Comentario: Pbro. Fernando
MIGUENS Dedyn (Buenos Aires, Argentina).
Le presentan un sordo que, además, hablaba con dificultad,
y le ruegan que imponga la mano sobre él
Hoy, la liturgia nos lleva a la contemplación de la
curación de un hombre «sordo que, además, hablaba con dificultad» (Mc 7,32).
Como en muchas otras ocasiones (el ciego de Betsaida, el ciego de Jerusalén,
etc.), el Señor acompaña el milagro con una serie de gestos externos. Los
Padres de la Iglesia ven resaltada en este hecho la participación mediadora de
la Humanidad de Cristo en sus milagros. Una mediación que se realiza en una
doble dirección: por un lado, el “abajamiento” y la cercanía del Verbo encarnado
hacia nosotros (el toque de sus dedos, la profundidad de su mirada, su voz
dulce y próxima); por otro lado, el intento de despertar en el hombre la
confianza, la fe y la conversión del corazón.

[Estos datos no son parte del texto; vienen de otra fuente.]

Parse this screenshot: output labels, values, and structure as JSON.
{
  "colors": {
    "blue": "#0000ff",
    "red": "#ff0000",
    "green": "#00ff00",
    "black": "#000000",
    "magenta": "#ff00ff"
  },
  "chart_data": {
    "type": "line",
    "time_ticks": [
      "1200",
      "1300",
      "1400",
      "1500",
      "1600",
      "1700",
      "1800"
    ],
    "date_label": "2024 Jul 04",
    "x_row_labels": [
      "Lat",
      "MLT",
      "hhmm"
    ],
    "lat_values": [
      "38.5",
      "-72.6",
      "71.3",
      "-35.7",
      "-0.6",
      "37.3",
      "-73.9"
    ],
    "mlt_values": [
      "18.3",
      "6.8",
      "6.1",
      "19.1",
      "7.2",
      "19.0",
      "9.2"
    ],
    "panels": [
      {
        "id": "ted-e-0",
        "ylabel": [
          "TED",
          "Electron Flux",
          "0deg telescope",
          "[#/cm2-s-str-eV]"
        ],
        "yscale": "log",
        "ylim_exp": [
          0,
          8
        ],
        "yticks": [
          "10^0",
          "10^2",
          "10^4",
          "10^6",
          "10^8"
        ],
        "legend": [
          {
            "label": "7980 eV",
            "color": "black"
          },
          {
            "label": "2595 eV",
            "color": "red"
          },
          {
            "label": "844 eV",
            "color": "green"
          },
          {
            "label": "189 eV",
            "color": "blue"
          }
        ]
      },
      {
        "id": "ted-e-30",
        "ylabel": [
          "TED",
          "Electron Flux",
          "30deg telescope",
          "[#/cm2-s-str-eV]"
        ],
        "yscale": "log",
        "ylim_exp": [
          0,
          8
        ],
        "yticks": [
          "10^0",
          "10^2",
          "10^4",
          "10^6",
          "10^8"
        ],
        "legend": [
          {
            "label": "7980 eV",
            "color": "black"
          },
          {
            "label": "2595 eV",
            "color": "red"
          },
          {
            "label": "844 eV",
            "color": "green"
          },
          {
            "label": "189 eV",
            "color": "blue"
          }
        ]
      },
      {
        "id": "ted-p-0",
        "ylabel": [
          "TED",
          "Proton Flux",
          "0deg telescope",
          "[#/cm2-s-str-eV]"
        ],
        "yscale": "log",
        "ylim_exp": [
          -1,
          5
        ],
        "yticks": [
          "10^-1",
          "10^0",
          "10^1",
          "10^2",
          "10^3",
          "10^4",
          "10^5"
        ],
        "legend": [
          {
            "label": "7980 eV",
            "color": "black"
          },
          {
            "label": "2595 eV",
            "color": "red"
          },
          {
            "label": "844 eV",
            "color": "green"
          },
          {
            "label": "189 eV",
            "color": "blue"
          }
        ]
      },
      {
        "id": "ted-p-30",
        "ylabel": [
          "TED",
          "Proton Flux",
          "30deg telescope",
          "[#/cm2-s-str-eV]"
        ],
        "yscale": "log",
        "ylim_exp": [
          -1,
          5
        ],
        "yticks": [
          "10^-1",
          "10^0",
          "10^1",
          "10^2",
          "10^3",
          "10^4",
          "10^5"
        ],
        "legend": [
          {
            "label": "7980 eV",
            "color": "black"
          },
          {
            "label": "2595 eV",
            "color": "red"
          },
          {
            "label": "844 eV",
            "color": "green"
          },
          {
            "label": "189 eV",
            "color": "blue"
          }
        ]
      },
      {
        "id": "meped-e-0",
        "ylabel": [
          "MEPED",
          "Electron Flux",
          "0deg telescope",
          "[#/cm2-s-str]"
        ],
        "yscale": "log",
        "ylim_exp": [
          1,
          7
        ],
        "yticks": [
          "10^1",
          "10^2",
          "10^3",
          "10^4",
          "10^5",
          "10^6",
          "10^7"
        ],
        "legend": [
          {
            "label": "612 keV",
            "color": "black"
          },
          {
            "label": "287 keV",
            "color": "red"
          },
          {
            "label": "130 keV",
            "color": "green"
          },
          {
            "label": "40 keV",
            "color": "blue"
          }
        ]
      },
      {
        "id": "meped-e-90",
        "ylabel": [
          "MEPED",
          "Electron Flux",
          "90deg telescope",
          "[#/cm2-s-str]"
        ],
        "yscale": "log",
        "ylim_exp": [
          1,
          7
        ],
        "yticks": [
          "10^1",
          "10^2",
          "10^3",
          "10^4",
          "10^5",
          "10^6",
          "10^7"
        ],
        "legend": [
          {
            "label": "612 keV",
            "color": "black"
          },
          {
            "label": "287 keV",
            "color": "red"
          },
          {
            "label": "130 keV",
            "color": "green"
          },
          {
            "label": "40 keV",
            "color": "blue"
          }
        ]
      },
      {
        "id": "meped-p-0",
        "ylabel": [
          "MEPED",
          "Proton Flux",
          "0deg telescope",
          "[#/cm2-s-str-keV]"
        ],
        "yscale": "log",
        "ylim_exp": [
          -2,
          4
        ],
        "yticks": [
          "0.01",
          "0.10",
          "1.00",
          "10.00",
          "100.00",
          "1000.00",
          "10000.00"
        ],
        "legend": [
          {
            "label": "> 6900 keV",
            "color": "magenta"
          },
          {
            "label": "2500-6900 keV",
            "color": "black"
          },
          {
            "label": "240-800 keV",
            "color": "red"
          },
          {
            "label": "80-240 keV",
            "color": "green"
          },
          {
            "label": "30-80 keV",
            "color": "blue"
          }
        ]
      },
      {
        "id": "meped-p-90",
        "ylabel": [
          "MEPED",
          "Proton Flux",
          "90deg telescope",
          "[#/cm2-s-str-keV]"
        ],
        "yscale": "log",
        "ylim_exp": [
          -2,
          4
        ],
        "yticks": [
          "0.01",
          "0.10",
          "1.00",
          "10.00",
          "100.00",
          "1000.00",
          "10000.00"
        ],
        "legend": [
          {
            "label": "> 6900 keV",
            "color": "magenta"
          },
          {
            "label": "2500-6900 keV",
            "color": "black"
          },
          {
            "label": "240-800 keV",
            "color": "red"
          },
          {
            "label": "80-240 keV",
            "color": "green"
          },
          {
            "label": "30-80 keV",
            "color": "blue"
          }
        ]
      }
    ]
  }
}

En efecto, las curaciones de los enfermos que Jesús realiza
van mucho más allá que el mero paliar el dolor o devolver la salud. Se dirigen
a conseguir en los que Él ama la ruptura con la ceguera, la sordera o la
inmovilidad anquilosada del espíritu. Y, en último término, una verdadera
comunión de fe y de amor.
Al mismo tiempo vemos cómo la reacción agradecida de los
receptores del don divino es la de proclamar la misericordia de Dios: «Cuanto
más se lo prohibía, tanto más ellos lo publicaban» (Mc 7,36). Dan testimonio
del don divino, experimentan con hondura su misericordia y se llenan de una
profunda y genuina gratitud.
También para todos nosotros es de una importancia decisiva
el sabernos y sentirnos amados por Dios, la certeza de ser objeto de su
misericordia infinita. Éste es el gran motor de la generosidad y el amor que Él
nos pide. Muchos son los caminos por los que este descubrimiento ha de
realizarse en nosotros. A veces será la experiencia intensa y repentina del
milagro y, más frecuentemente, el paulatino descubrimiento de que toda nuestra
vida es un milagro de amor. En todo caso, es preciso que se den las condiciones
de la conciencia de nuestra indigencia, una verdadera humildad y la capacidad
de escuchar reflexivamente la voz de Dios.